Styan, J(ohn) L(ouis) 1923-2002
STYAN, J(ohn) L(ouis) 1923-2002
OBITUARY NOTICE—See index for CA sketch: Born July 6, 1923, in London, England; died July 1, 2002, in Milford-on-Sea, Hampshire, England. Educator and author. Styan was a renowned scholar of drama criticism whose textbooks about the theater became standard reading at universities around the world. During World War II he served in the Mediterranean as a lieutenant in the British Seventh Mountain Regiment of the Royal Artillery. After the war he studied at St. Catharine's College, Cambridge, where he earned a master's degree in 1948. His first job was as a grammar school teacher in Falmouth, England. He then became a tutor in literature and drama at the University of Hull during the 1950s and early 1960s.

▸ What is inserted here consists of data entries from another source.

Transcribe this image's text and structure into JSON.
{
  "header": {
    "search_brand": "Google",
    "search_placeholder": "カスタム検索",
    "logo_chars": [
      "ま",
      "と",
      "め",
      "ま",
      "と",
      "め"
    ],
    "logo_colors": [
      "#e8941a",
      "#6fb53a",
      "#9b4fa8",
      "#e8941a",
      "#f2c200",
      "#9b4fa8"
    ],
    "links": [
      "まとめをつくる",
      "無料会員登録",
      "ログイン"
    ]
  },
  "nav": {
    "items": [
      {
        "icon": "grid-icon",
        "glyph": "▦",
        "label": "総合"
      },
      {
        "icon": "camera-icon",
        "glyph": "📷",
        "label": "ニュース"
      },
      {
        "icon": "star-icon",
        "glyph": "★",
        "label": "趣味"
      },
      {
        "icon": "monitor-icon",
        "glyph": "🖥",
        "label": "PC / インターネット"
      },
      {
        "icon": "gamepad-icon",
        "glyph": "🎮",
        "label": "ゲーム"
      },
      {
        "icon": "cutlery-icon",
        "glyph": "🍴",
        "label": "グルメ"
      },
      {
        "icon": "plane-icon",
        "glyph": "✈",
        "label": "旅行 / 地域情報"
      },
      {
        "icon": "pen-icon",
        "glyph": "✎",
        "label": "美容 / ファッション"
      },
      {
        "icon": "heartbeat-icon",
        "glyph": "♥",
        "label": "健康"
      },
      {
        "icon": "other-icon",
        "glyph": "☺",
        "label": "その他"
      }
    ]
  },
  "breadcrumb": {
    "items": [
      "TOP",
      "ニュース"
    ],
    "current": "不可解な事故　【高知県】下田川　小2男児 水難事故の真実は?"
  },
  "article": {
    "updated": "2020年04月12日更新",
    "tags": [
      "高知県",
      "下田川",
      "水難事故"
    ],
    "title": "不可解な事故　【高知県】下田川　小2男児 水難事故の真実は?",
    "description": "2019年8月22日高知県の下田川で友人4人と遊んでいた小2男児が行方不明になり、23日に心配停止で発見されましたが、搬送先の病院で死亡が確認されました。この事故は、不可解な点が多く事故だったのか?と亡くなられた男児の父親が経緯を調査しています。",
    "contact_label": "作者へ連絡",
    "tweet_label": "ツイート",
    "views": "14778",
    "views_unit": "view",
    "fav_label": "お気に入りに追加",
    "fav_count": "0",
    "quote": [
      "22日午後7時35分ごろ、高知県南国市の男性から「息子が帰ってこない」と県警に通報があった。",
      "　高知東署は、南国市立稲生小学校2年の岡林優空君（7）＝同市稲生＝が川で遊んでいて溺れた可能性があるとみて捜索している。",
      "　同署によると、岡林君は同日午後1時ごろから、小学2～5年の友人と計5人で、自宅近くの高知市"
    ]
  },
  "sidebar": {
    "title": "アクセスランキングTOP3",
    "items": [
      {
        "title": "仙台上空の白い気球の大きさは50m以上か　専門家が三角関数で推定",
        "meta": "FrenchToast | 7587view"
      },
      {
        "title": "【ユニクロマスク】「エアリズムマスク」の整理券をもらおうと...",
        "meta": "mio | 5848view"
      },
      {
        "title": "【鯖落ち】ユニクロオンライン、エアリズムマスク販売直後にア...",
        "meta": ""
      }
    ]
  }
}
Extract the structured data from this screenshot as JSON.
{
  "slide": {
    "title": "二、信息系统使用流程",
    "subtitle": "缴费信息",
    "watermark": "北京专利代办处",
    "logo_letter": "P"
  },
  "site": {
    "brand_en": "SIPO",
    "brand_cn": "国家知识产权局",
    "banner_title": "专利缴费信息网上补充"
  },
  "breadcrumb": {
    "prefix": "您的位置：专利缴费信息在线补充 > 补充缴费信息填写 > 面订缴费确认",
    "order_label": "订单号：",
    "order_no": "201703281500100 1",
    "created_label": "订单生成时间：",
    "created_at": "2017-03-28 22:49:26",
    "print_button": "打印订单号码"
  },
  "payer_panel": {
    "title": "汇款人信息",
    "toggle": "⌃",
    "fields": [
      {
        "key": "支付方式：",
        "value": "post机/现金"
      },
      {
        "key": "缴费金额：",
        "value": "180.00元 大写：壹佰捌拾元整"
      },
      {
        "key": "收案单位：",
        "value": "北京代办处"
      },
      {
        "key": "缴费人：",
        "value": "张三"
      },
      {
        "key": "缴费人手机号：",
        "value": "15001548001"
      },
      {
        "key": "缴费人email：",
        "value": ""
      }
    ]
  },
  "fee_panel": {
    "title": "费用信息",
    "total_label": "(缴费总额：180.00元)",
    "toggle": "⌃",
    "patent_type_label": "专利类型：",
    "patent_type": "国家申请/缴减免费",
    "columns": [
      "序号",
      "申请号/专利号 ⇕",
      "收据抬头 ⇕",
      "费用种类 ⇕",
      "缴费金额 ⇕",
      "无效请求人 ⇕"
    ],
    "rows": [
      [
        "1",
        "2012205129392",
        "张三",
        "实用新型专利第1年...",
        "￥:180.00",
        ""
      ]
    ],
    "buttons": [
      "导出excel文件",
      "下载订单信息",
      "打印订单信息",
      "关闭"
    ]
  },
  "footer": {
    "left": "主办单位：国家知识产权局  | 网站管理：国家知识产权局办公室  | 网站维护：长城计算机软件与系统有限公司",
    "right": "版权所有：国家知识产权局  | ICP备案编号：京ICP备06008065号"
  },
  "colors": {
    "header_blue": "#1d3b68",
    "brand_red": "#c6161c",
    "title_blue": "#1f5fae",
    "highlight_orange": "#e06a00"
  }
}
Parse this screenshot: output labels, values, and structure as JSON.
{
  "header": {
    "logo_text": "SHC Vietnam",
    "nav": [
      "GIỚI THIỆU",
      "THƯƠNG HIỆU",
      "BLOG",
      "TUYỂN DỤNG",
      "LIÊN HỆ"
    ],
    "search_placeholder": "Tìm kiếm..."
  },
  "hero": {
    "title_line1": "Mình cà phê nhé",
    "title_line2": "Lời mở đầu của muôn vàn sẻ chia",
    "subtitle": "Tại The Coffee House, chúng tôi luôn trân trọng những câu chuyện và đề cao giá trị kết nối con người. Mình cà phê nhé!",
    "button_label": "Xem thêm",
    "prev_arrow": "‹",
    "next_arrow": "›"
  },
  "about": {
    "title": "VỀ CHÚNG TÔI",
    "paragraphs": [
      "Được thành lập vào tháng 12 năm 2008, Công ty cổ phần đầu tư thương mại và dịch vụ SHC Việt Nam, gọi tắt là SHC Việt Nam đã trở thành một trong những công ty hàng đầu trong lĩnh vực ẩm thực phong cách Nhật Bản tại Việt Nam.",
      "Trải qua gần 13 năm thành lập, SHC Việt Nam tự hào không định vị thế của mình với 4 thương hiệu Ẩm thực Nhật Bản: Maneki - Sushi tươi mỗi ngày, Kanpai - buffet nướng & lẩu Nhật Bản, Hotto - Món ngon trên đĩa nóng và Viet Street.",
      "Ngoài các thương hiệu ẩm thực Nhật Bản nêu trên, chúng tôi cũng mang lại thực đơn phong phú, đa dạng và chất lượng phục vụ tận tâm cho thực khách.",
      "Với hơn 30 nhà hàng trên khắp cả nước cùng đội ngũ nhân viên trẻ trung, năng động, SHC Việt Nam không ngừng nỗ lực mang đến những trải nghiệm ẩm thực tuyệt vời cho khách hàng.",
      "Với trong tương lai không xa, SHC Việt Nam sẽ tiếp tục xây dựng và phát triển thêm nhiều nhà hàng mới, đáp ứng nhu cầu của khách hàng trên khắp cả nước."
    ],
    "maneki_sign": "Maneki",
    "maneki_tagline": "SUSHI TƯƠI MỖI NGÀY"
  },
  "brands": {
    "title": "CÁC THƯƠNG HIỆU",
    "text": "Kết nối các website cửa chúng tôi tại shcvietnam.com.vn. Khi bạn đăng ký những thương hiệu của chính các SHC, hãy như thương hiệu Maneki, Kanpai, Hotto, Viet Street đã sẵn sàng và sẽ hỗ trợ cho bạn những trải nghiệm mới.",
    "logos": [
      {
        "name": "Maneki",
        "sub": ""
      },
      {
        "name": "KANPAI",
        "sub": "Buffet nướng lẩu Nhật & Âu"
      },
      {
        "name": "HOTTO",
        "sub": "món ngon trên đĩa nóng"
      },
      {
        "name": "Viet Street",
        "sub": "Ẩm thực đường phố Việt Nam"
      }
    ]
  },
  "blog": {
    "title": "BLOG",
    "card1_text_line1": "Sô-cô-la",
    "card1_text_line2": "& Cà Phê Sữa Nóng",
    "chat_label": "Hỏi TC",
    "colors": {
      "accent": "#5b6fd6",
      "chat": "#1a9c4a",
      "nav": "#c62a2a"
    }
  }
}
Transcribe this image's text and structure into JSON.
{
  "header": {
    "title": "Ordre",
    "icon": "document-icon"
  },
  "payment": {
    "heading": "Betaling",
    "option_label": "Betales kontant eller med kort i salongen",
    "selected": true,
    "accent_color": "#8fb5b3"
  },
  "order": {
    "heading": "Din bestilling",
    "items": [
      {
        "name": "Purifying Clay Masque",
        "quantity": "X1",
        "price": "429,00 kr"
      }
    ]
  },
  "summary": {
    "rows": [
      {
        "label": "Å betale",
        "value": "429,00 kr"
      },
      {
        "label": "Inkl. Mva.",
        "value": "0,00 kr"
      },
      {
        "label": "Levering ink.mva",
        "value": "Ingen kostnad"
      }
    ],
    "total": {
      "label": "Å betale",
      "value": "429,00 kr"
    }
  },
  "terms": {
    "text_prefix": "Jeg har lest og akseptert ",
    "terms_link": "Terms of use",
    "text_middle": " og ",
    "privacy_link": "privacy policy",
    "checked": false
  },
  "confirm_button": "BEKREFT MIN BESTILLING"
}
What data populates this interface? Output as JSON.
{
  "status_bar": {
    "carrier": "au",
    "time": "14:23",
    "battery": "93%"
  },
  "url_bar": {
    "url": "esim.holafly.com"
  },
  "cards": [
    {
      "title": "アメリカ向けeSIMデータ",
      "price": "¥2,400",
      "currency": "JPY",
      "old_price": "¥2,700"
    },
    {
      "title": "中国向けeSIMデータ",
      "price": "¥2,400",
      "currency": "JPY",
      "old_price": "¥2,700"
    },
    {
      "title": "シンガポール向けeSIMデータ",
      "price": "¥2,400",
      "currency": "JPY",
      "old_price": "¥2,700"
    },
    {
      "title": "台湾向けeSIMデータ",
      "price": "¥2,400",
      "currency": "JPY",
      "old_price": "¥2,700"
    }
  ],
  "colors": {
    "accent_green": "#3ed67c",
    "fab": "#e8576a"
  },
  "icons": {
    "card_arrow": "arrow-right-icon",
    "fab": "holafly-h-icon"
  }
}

It was while here that Styan wrote his influential books The Elements of Drama (1960) and The Dramatic Experience (1965). In these and other early works he propounded that theater criticism should be centered on the live performance, rather than just the text, because that was how plays were meant to be appreciated. Although not an entirely original thesis, Styan's ideas were written in such a clear and convincing way that his writings became very influential. His early work also led to his appointment as professor of English at the University of Michigan in 1965, where he was chair of the department from 1973 to 1974. Styan next became Andrew Mellon Professor of English at the University of Pittsburgh during the mid-1970s and Franklyn Bliss Snyder Professor of English Literature at Northwestern University from 1977 until his retirement in 1987 as professor of theater emeritus. Among Styan's other books are The Challenge of the Theater (1972), Modern Drama in Theory and Practice (1981), The English Stage: A History of Drama and Performance, and Drama: A Guide to the Study of Plays (2000). Styan's favorite playwrights were Shakespeare and Anton Chekhov, about whose works he wrote in such books as Chekhov in Performance: A Commentary on the Major Plays (1971) and The Shakespeare Revolution (1977). His love of Shakespeare also carried over to his support of the International Shakespeare's Globe Center and the reconstruction of the Globe Theatre in London, which was opened in 1996.
OBITUARIES AND OTHER SOURCES:
Writers Directory, 16th edition, St. James Press (Detroit, MI), 2001.
Independent (London, England), August 2, 2002, p. 18.